As an extension of the side-work I do (websites) I was reading a triathlete's blog. This is someone I don't know, who used to work with someone I do know.
I'll start out by saying that for 99% of us, this whole multi-sport thing is nothing more than a hobby. So when you start looking at our opinions, or what we like or dislike, who cares, right ? If you're happy, then that's it really, right ? I mean, if you say 'I think drafting should be legal in USAT races' I'm going to argue with you, but otherwise, hey, whatever makes you happy makes you happy.
This athlete was saying that it's no secret that she doesn't like training with a heart-rate monitor. She's right, because it's on her blog. In her opinion, training with heart rate holds her back.
I thought that was interesting.
I see the heart rate monitor as a tool. I don't use it for all my workouts, but I use it frequently. If coach tells me to run 45 minutes in A or spin easy for 90 minutes, I certainly don't need the HRM for that. If I'm doing a run with short bursts at race pace, I probably don't need the heart rate monitor. It can provide interesting data, but I use speed and effort to determine if I'm reaching race pace (or I do the workout on a treadmill, where I can guarantee it).
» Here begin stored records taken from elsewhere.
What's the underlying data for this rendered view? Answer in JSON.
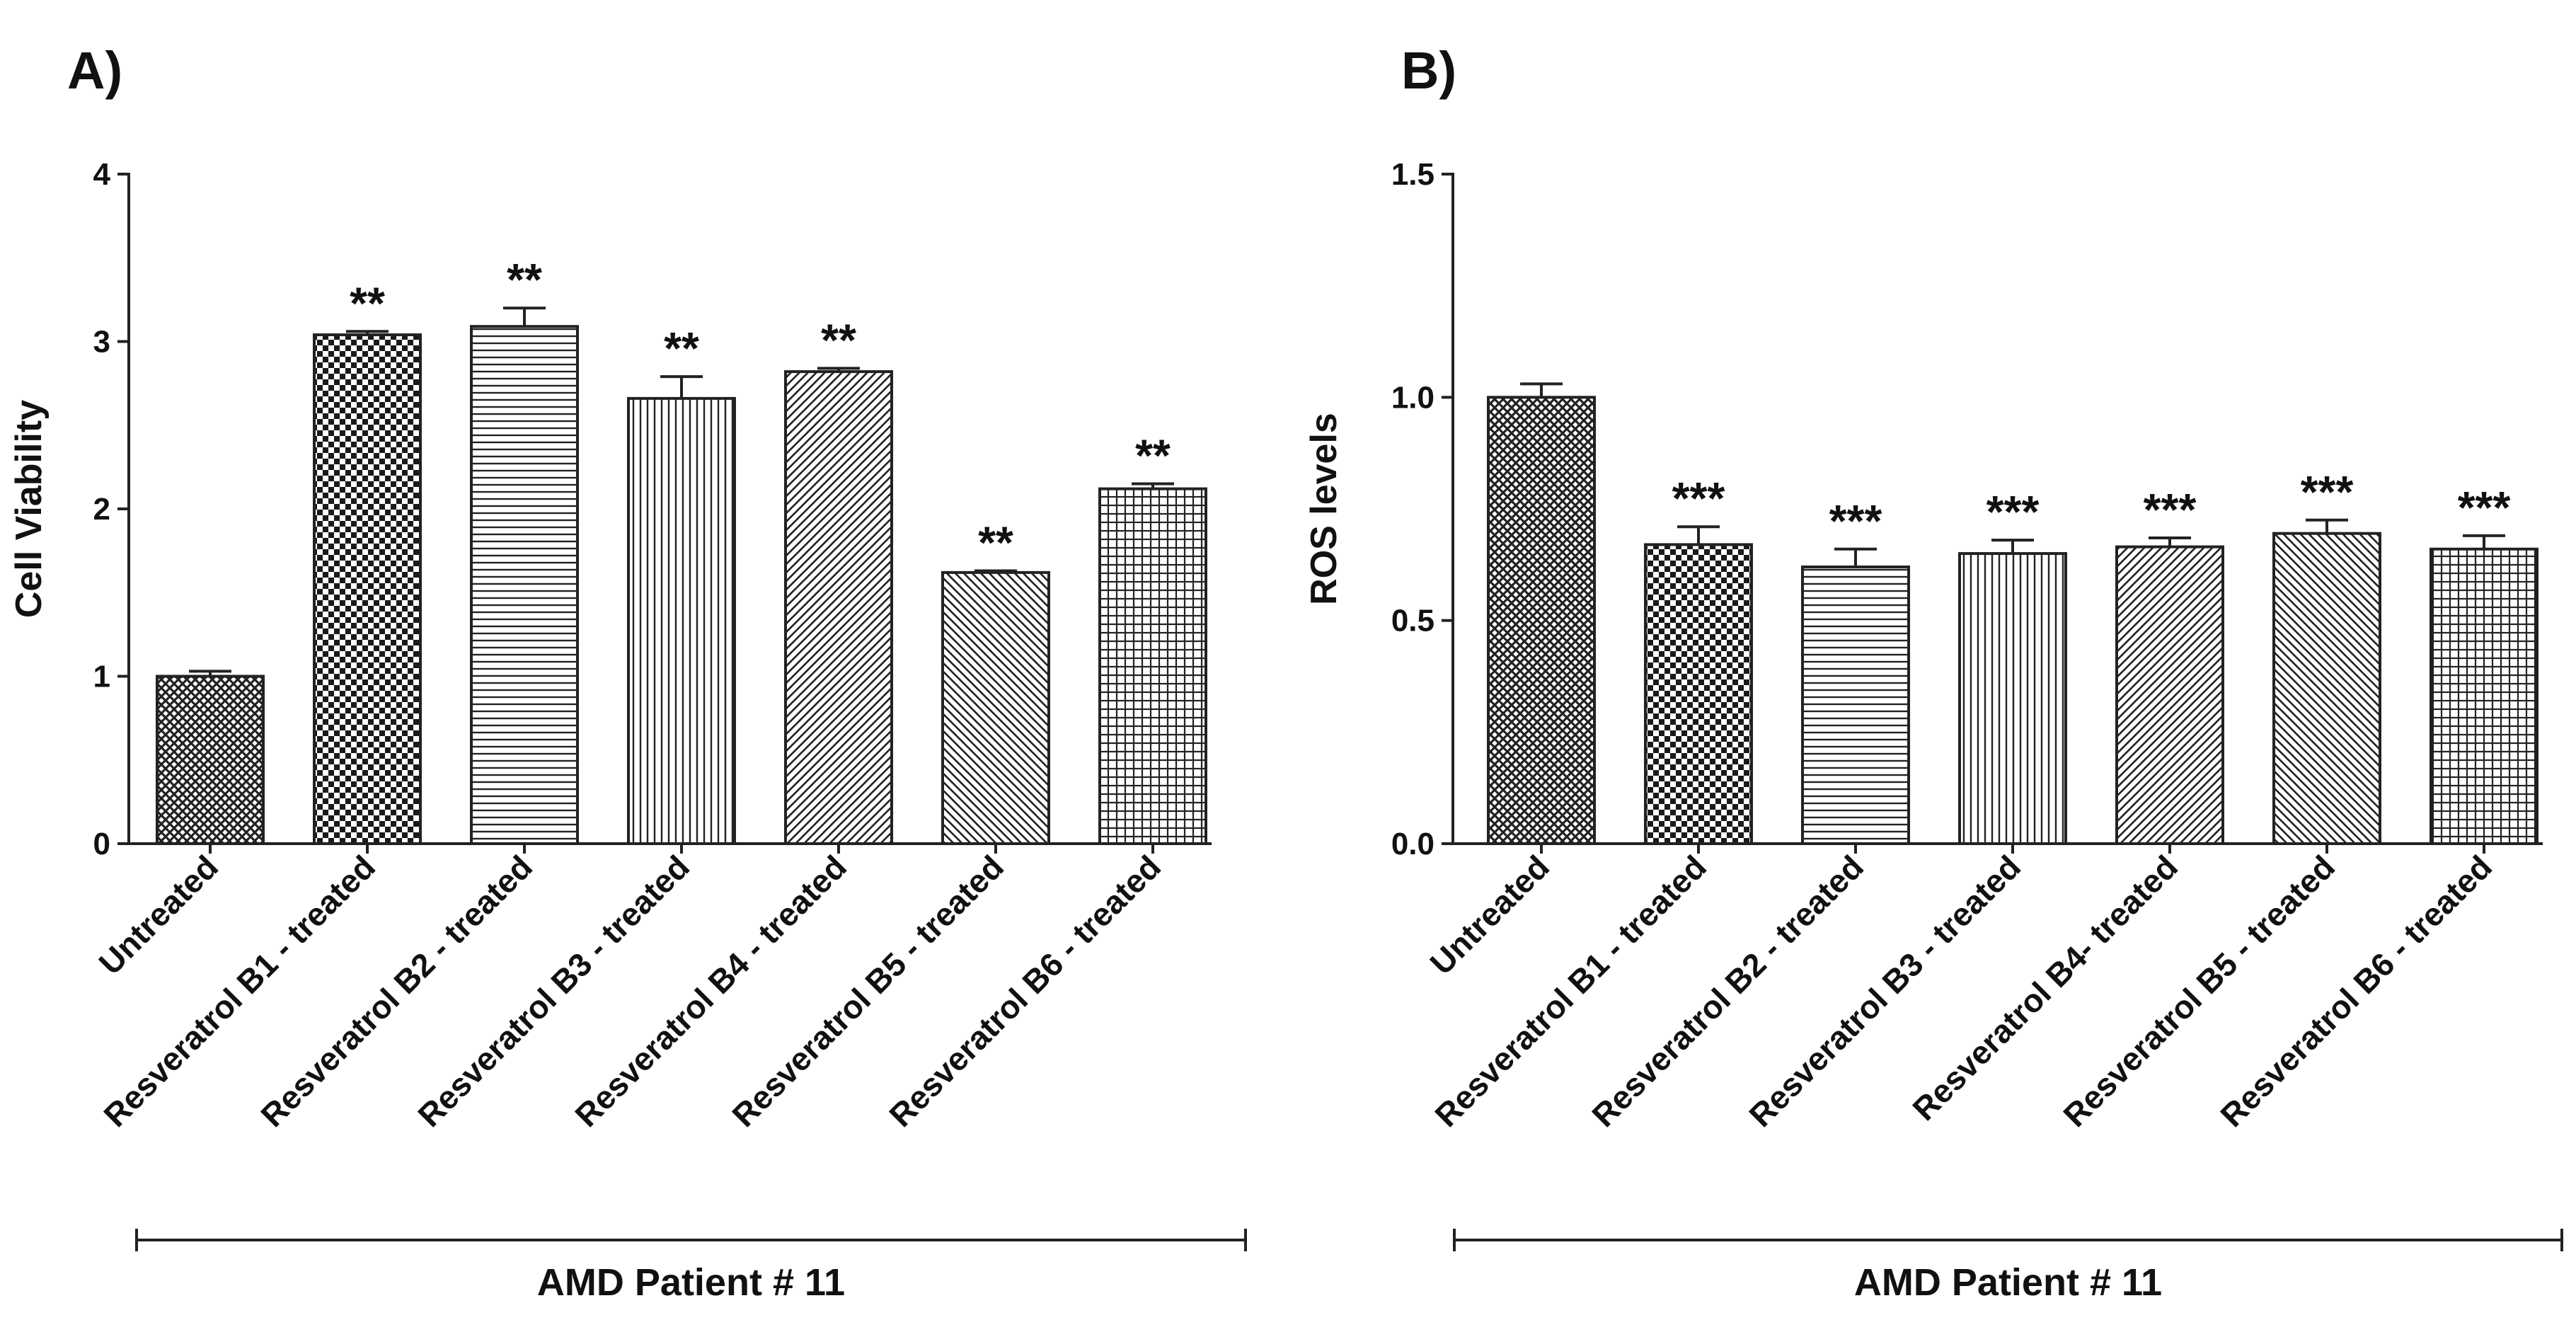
{
  "chart_data": [
    {
      "type": "bar",
      "panel_label": "A)",
      "ylabel": "Cell Viability",
      "xlabel": "",
      "ylim": [
        0,
        4
      ],
      "yticks": [
        "0",
        "1",
        "2",
        "3",
        "4"
      ],
      "group_label": "AMD Patient # 11",
      "categories": [
        "Untreated",
        "Resveratrol B1 - treated",
        "Resveratrol B2 - treated",
        "Resveratrol B3 - treated",
        "Resveratrol B4 - treated",
        "Resveratrol B5 - treated",
        "Resveratrol B6 - treated"
      ],
      "values": [
        1.0,
        3.04,
        3.09,
        2.66,
        2.82,
        1.62,
        2.12
      ],
      "errors": [
        0.03,
        0.02,
        0.11,
        0.13,
        0.02,
        0.01,
        0.03
      ],
      "significance": [
        "",
        "**",
        "**",
        "**",
        "**",
        "**",
        "**"
      ],
      "patterns": [
        "crosshatch",
        "checker",
        "horizontal",
        "vertical",
        "diagonal-up",
        "diagonal-down",
        "grid"
      ],
      "grid": false,
      "legend": "none"
    },
    {
      "type": "bar",
      "panel_label": "B)",
      "ylabel": "ROS levels",
      "xlabel": "",
      "ylim": [
        0,
        1.5
      ],
      "yticks": [
        "0.0",
        "0.5",
        "1.0",
        "1.5"
      ],
      "group_label": "AMD Patient # 11",
      "categories": [
        "Untreated",
        "Resveratrol B1 - treated",
        "Resveratrol B2 - treated",
        "Resveratrol B3 - treated",
        "Resveratrol B4- treated",
        "Resveratrol B5 - treated",
        "Resveratrol B6 - treated"
      ],
      "values": [
        1.0,
        0.67,
        0.62,
        0.65,
        0.665,
        0.695,
        0.66
      ],
      "errors": [
        0.03,
        0.04,
        0.04,
        0.03,
        0.02,
        0.03,
        0.03
      ],
      "significance": [
        "",
        "***",
        "***",
        "***",
        "***",
        "***",
        "***"
      ],
      "patterns": [
        "crosshatch",
        "checker",
        "horizontal",
        "vertical",
        "diagonal-up",
        "diagonal-down",
        "grid"
      ],
      "grid": false,
      "legend": "none"
    }
  ]
}
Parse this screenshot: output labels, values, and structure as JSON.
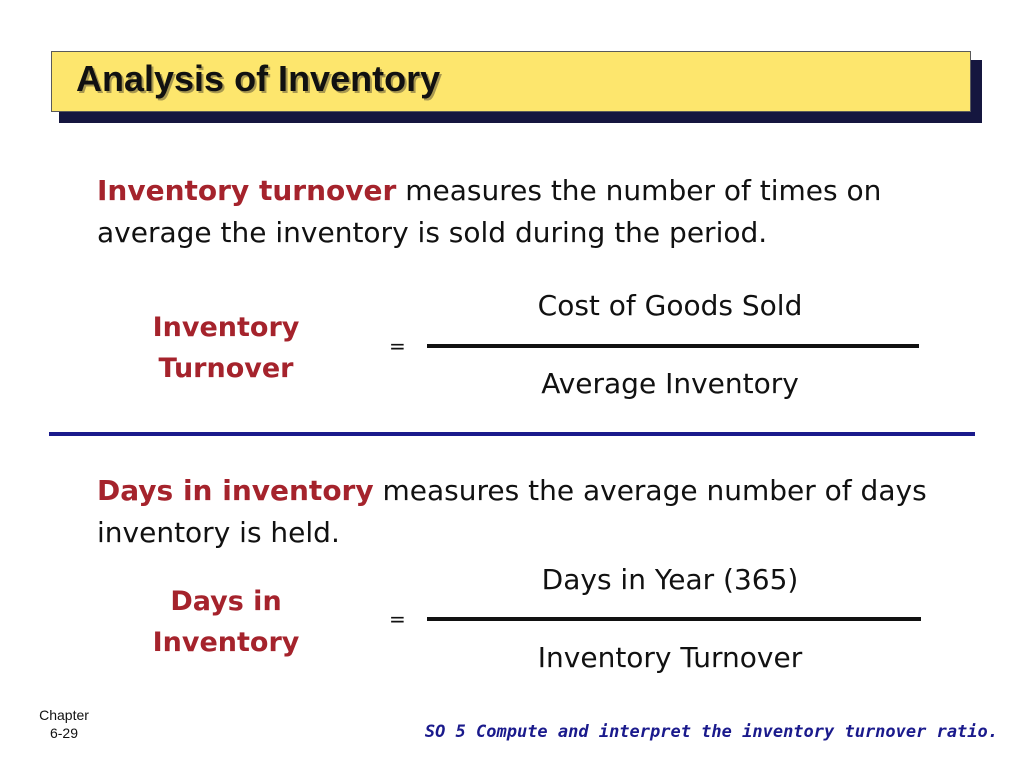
{
  "title": "Analysis of Inventory",
  "section1": {
    "term": "Inventory turnover",
    "description": " measures the number of times on average the inventory is sold during the period.",
    "lhs_line1": "Inventory",
    "lhs_line2": "Turnover",
    "equals": "=",
    "numerator": "Cost of Goods Sold",
    "denominator": "Average Inventory"
  },
  "section2": {
    "term": "Days in inventory",
    "description": " measures the average number of days inventory is held.",
    "lhs_line1": "Days in",
    "lhs_line2": "Inventory",
    "equals": "=",
    "numerator": "Days in Year (365)",
    "denominator": "Inventory Turnover"
  },
  "footer": {
    "chapter_label": "Chapter",
    "chapter_number": "6-29",
    "objective": "SO 5  Compute and interpret the inventory turnover ratio."
  },
  "colors": {
    "title_bg": "#fde66d",
    "title_shadow": "#15163f",
    "term": "#a5232c",
    "divider": "#1a1a8c"
  }
}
This athlete was talking about using power on the bike. It would be cool to be able to afford and have the time to adjust to working with a power tap. That's probably not going to happen for me. I actually find the HRM extremely useful on the bike, because unlike on the run, in workouts at least, I often have trouble elevating my heart rate. Today was an example.
I was supposed to ride in low B for an hour. That was no problem, although I was under 120 a lot, which technically isn't B, it's upper A. But then it was 12 X 1 minute in C with 2 minutes recovery. The highest my heartrate ever got was 152 on one effort that included a climb, other than that I was barely reaching 145. What does that tell me ? I still need to work on what it means and feels like to ride in C.
I guess it comes back to how you use the tools. I use heart rate to complete my workouts the way my coach tells me to. But if I really don't want to be passed by a scooter when I'm supposed to be riding in low B, I let myself go for a few minutes (and then yes, I'm in C). On the run, if I've got a chance to make a catch, or I spend part of my two hour run doing a loop with someone else, maybe the heart rate takes a back seat.
That's not to say I just shove it aside. I think if you've got two hours in low B, you better be in low B 1:45 of that. Eric says that heart rate is a guide, and don't sweat it.
I don't know, I think all the tools you can use, all the data you can gather, it's all got its uses. That said, if you're happy, you're happy, and if you're not, you're not.
But to me, heart rate is a pretty time-tested and valuable training tool.